"Nowadays, the consumer actually really expects something that looks fully realistic that you're fully able to interact with, change the garment, rotate the user, have the user walk around," Phisix Fashion Labs founder and CEO Jonathan Su said.
But now, Su, a Stanford Ph.D., is tapping into Hollywood special effects to allow online shoppers to know whether a garment will fit or not. Consumers input key measurements, which will create an avatar with their body shape. Then, color coding pinpoints where the fabric might bind or feel tight.
"We actually have the ability to measure material properties, not just stretch and sheer, but friction, also how the material reflects light, and we take off of that into account when we compute the fit," Su said.
Just like advanced movie animation, clothes move in sync with the body.
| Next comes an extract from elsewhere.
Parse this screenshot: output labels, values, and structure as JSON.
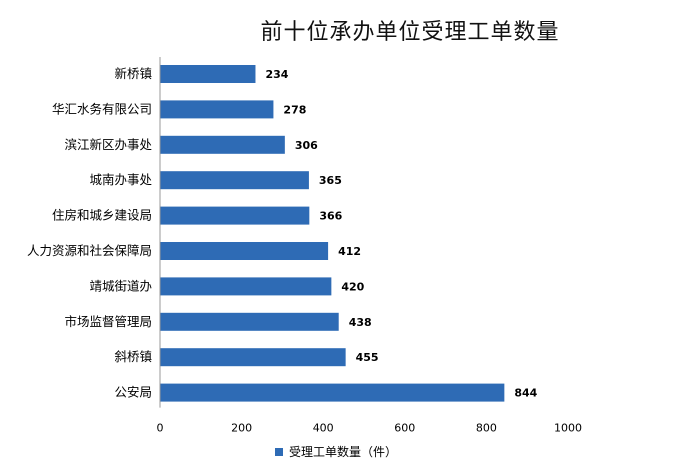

"The pants move around, the top moves around, we even have a scarf flowing around in the background," Su said.
Phisix calls it a "virtual fitting room." It can be personalized to the point of putting your own face on the avatar. For retailers, it could mean more sales and higher customer satisfaction. For consumers, it might mean fewer trips to the post office, returning those extra two or three garments you buy in different sizes just to make sure one of them fits.
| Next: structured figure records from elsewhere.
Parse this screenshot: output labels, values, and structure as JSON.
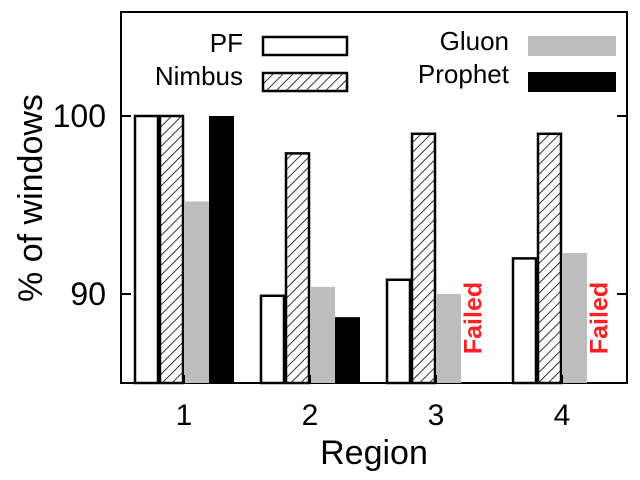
{
  "chart_data": {
    "type": "bar",
    "xlabel": "Region",
    "ylabel": "% of windows",
    "categories": [
      "1",
      "2",
      "3",
      "4"
    ],
    "yticks": [
      90,
      100
    ],
    "ylim": [
      85,
      105
    ],
    "grid": false,
    "legend_position": "top",
    "series": [
      {
        "name": "PF",
        "style": "white",
        "values": [
          100,
          89.9,
          90.8,
          92.0
        ]
      },
      {
        "name": "Nimbus",
        "style": "hatch",
        "values": [
          100,
          97.9,
          99.0,
          99.0
        ]
      },
      {
        "name": "Gluon",
        "style": "gray",
        "values": [
          95.2,
          90.4,
          90.0,
          92.3
        ]
      },
      {
        "name": "Prophet",
        "style": "black",
        "values": [
          100,
          88.7,
          null,
          null
        ]
      }
    ],
    "annotations": [
      {
        "category": "3",
        "series": "Prophet",
        "text": "Failed"
      },
      {
        "category": "4",
        "series": "Prophet",
        "text": "Failed"
      }
    ],
    "colors": {
      "white": "#ffffff",
      "gray": "#bdbdbd",
      "black": "#000000",
      "failed": "#ff2020"
    }
  }
}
Market research indicates this new technology might lift denim sales in particular, which many shoppers say they don't buy online.
"There's a very, very idiosyncratic preference people have," Phisix Fashion Labs' Mihir Naware said. "Sometimes the cuts differ. The materials are so different. So I think that we are really suited for denim and tight-fitting garments first and then more broadly. Of course we can do dresses and everything else."